If I were to fault anything in Racing with the Moon, it would be the romantic scenes between Hop and Caddie. Penn and McGovern have good chemistry, and it’s easy to believe that Hop and Caddie care deeply for each other in the way that teenagers do. But something feels missing from the moments in which they fight. In one pivotal scene late in film, Caddie is angry with Hop because he thinks that she’s rich. She tells him off, and McGovern absolutely sells that she is upset. Hop stands there, confused at what has happened. Penn manages to be frustrated at first and then shocked when he figures out the issue. But the fight happens quickly and ends without any real exchange. Perhaps it’s the way that the scene was written, but it feels as though the characters are fighting out of a formality. It doesn’t detract from the film’s pacing or story, but it just doesn’t match the heights achieved by practically every other scene. 

But beyond that, Racing with the Moon is thoroughly impressive. Nothing in the story ever feels contrived. The little things which come up again and again go so far in making meaning, almost in the way that young love is nostalgic for itself. The movie manages to evoke the feelings of being young and wanting simultaneously to be young and to be grown up. In particular, the train operates as a symbol of everything that Hop and Nicky have grown up towards, and its use is judicious enough to not become tired by the film’s end.

The movie opens on Hop walking down the train tracks. Two young boys warn him that the train is coming, and that he has to get off the tracks. He stares the two boys down, and in this moment, he is an adult compared to the boys, but his young rebellion against safety and reason is a topic which the film explores until the final moment. Later, he and Nicky race the train for fun, and when Hop doubts the wisdom of risking injury, Nicky assures him that “This train’s an old friend; it would never hurt us.” When Hop feels that Caddie is trying to scare him about his upcoming service in the military, he walks the tracks with her and tells her about his relationship to danger. Finally, he and Nicky deliberately miss their train to leave for the Marines so that they can chase it down and jump aboard - one last expression of their childhood on their way to become men. 

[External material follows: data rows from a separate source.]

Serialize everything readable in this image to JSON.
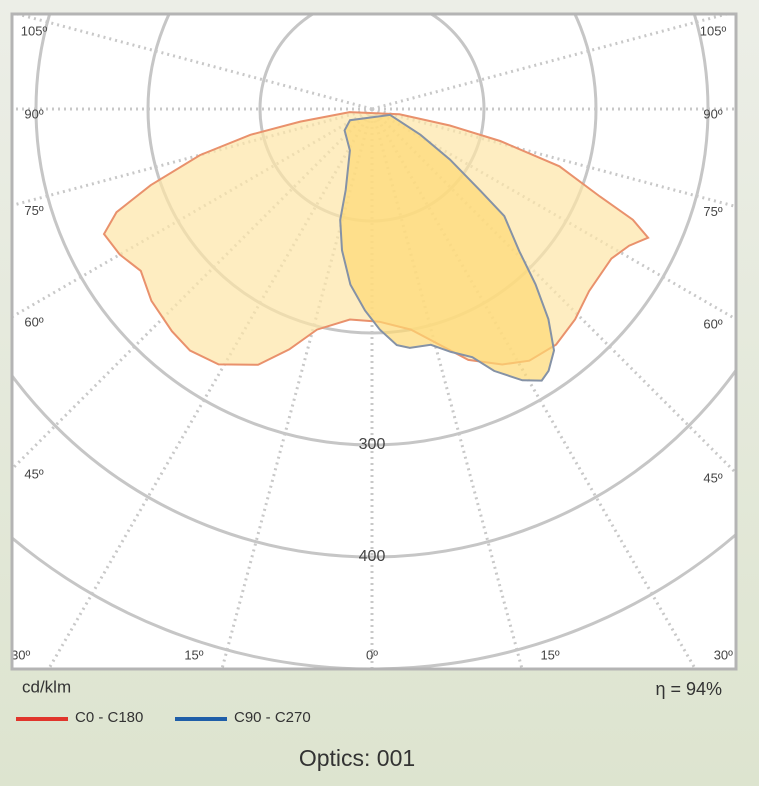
{
  "chart_data": {
    "type": "polar",
    "title": "Optics: 001",
    "unit": "cd/klm",
    "note": "η = 94%",
    "rlim": [
      0,
      500
    ],
    "rgrid": [
      100,
      200,
      300,
      400,
      500
    ],
    "rticks": [
      300,
      400
    ],
    "angle_ticks": [
      {
        "value": -105,
        "label": "105º"
      },
      {
        "value": -90,
        "label": "90º"
      },
      {
        "value": -75,
        "label": "75º"
      },
      {
        "value": -60,
        "label": "60º"
      },
      {
        "value": -45,
        "label": "45º"
      },
      {
        "value": -30,
        "label": "30º"
      },
      {
        "value": -15,
        "label": "15º"
      },
      {
        "value": 0,
        "label": "0º"
      },
      {
        "value": 15,
        "label": "15º"
      },
      {
        "value": 30,
        "label": "30º"
      },
      {
        "value": 45,
        "label": "45º"
      },
      {
        "value": 60,
        "label": "60º"
      },
      {
        "value": 75,
        "label": "75º"
      },
      {
        "value": 90,
        "label": "90º"
      },
      {
        "value": 105,
        "label": "105º"
      }
    ],
    "series": [
      {
        "name": "C0 - C180",
        "color": "#e0352b",
        "stroke": "#e9916c",
        "fill": "#fde6a6",
        "x": [
          -82,
          -80,
          -78,
          -75,
          -71,
          -68,
          -65,
          -60,
          -55,
          -49,
          -42,
          -37,
          -31,
          -24,
          -19,
          -14,
          -6,
          2,
          10,
          16,
          21,
          27,
          32,
          38,
          44,
          50,
          58,
          62,
          65,
          67,
          69,
          73,
          76,
          78,
          79
        ],
        "values": [
          20,
          65,
          111,
          159,
          209,
          246,
          264,
          260,
          252,
          261,
          267,
          270,
          266,
          250,
          227,
          203,
          189,
          190,
          200,
          219,
          240,
          256,
          265,
          267,
          261,
          253,
          252,
          260,
          272,
          253,
          218,
          175,
          118,
          71,
          25
        ]
      },
      {
        "name": "C90 - C270",
        "color": "#1f5ea8",
        "stroke": "#8592a6",
        "fill": "#fdd873",
        "x": [
          72,
          62,
          57,
          53,
          51,
          46,
          43,
          40,
          37,
          34,
          32,
          29,
          25,
          22,
          18,
          14,
          9,
          6,
          2,
          -2,
          -7,
          -12,
          -16,
          -18,
          -28,
          -52,
          -63
        ],
        "values": [
          17,
          49,
          83,
          121,
          152,
          183,
          214,
          245,
          270,
          282,
          286,
          277,
          258,
          239,
          228,
          217,
          216,
          212,
          197,
          180,
          158,
          129,
          103,
          76,
          42,
          31,
          22
        ]
      }
    ]
  }
}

It’s difficult to point to one single aspect of Racing with the Moon that makes it a compelling and powerful film, but I think that makes it even more impressive. It’s simply a good movie. It doesn’t demand formal study of cinema, nor is it a movie with can only be enjoyed by audiences looking for a quick thrill. But it can be enjoyed by either group, and that’s impressive. I recommend Racing with the Moon, and I recommend watching it with a more thoughtful mindset than otherwise. 

On a more comical note, I watched Racing with the Moon on Netflix, which means that upon finishing it, Netflix suggested more movies to me based on my interest in Racing with the Moon. As usually happens when you finish a movie featuring Nicolas Cage on Netflix, it recommends another movie with Nicolas Cage. (This time, it recommended the incredible film Bringing Out the Dead.) The other two movies recommended were a movie about Hitler having a relationship with a Jew and a movie about a young Jewish man who hides his Judaism from a group of classmates. I suppose that the focus on plotlines that involved Jewish culture stemmed from the tangential relationship that Dancing with the Moon has with WWII. Nevertheless, it seems like a very bizarre metric upon which to base recommendations. C’mon, Netflix.